Differentiated 3T3-L1 adipocytes are sensitive to CyP-D–dependent necrotic cell death. A: 3T3-L1 fibroblasts (Fb) and differentiated 3T3-L1 adipocytes (Ad) were treated with 1 μmol/L STS for the time indicated.
The formation of proteolytic processed caspase 3 was detected by immunoblotting with a cleaved caspase 3–specific antibody.

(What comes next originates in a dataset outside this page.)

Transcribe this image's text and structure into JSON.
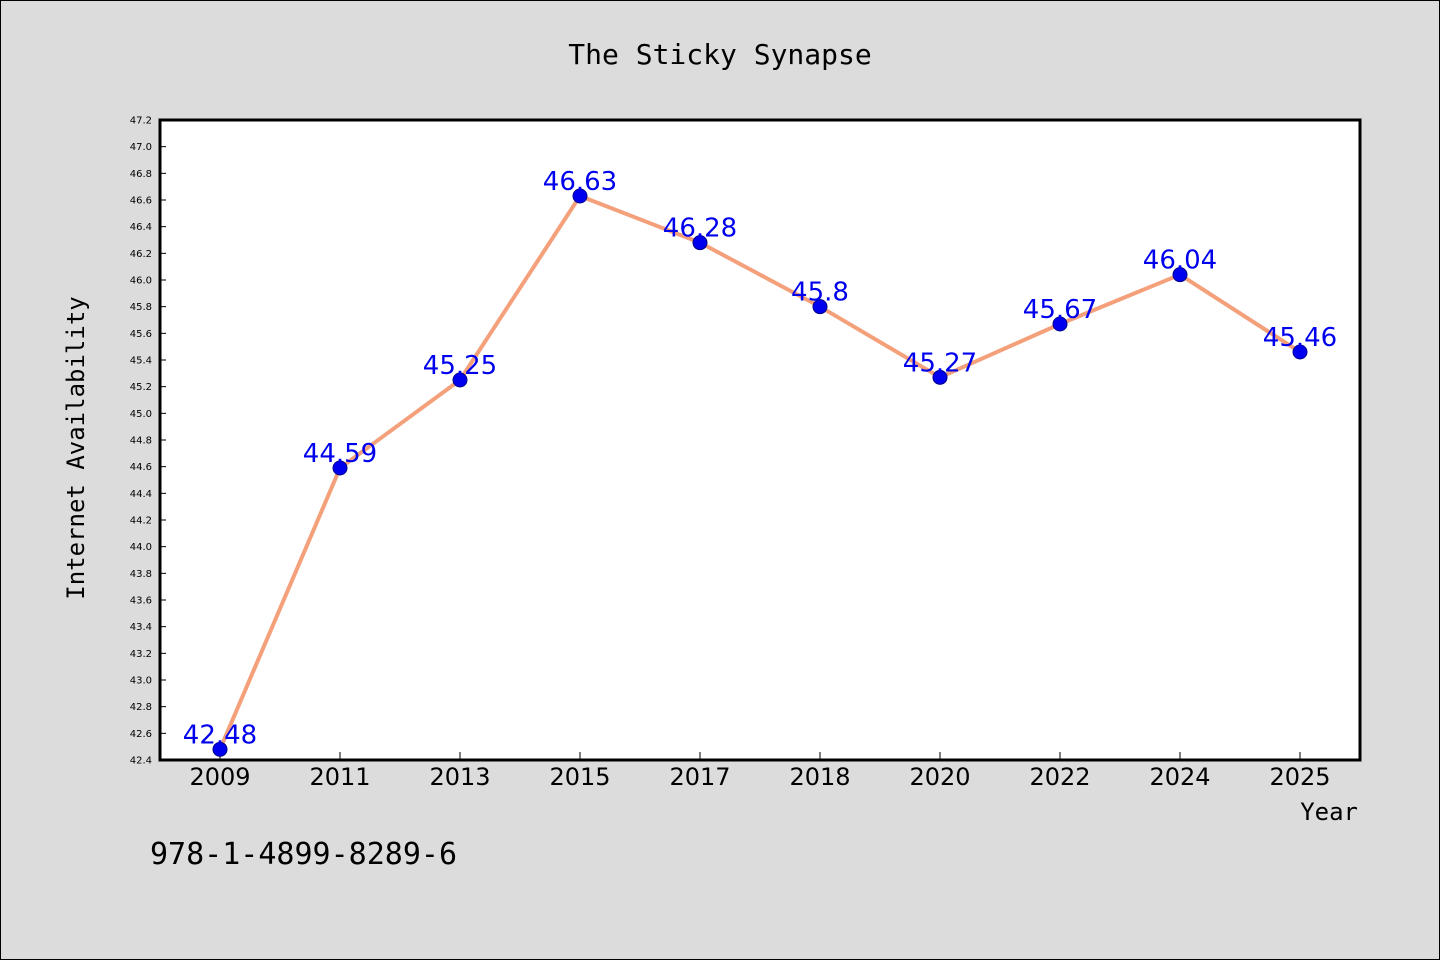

B: Cell extracts were prepared from 3T3-L1 fibroblasts and at different times after induction of 3T3-L1 adipogenesis. The induction
of CyP-D protein was determined by immunoblotting and compared with the induction of the aP2 protein and actin as a loading
control. C: Cell extracts were prepared from 3T3-L1 Fbs and after 4 (D4) and 8 (D8) days of adipocyte differentiation. The extracts
were immunoblotted for the VDAC, COX-IV, and the p115 protein as a loading control. D: Cell extracts were prepared from differentiated 3T3-L1 adipocytes that were infected with a control lentivirus (MISSION
control vector, two representative cell lines) and from cells infected with shRNA directed against CyP-D (clones of 638 and
710, two representative cell lines). Total cell extracts were immunoblotted for CyP-D and β-actin as a loading control. E: Control and CyP-D–knockdown (KD) cells were differentiated for 8 days and incubated for 24 h in the absence of serum. The
cells were then treated with and without H2O2 (30 mmol/L) or ION (2 μmol/L) for 4 h. Cell extracts were prepared and immunoblotted for the presence of HMGB1 released into
the cell medium. F: Control and CyP-D–knockdown cells were differentiated for 8 days and incubated with and without and H2O2 (30 mmol/L) or ION (2 μmol/L) for 4 h in the presence of 10% FCS. Cell extracts were prepared and immunoblotted for CyP-D
and for the presence of HMGB1 released into the cell medium.